Real conservatives - not the Conservative Party - have traditionally sought to teach people to be happy with their lot. A post-growth economy might well favour social structures similar to the pre-growth economy, with lots of concentration on inheritance, and on accepting your social and economic position rather than trying to improve it.

Anonymous

Let's have a world war ! That usually does the trick

weareastrangemonkey

Half of Gordon's paper or more is a rewriting of Tyler Cowen's "The Great Stagnation" without citing it.

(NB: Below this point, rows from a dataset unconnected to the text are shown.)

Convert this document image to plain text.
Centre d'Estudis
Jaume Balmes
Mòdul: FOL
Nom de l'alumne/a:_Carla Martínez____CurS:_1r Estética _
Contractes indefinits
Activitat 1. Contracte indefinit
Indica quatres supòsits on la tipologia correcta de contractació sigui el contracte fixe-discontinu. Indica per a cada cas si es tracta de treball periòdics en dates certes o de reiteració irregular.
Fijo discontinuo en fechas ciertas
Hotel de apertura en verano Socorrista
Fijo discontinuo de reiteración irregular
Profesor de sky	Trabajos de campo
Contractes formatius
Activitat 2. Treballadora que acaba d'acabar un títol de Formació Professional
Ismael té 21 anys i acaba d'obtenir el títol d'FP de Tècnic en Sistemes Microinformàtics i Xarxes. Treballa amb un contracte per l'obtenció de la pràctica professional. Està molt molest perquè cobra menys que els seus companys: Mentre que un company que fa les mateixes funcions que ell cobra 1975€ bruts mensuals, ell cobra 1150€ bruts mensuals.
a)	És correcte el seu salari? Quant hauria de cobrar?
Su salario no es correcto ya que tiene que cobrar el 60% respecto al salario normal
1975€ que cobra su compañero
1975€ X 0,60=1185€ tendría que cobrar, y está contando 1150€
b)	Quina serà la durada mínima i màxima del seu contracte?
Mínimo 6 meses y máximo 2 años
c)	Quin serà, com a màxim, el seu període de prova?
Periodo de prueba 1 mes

Its incredible that economists think the idea that growth doesn't go on for ever is a new one.

Chris Purnell

The point about MacMillan was that society was becoming more equal. Housing, social services, and education all became better. So the relative decline was managed with social justice. His phrase was One Nation Conservatism. All of which is a long way from the red meat of "estate- agent- Toryism" from the London suburbs.

gastro george

Considering economic policy is being driven by a concern to preserve existing wealth and wealth extraction by the managerial class, should the lack of growth be surprising?

Diarmid Weir

gastro george has it right, I think.

There are surely loads of ways we could improve our lives, societies and world without such rapidly increasing overall material consumption.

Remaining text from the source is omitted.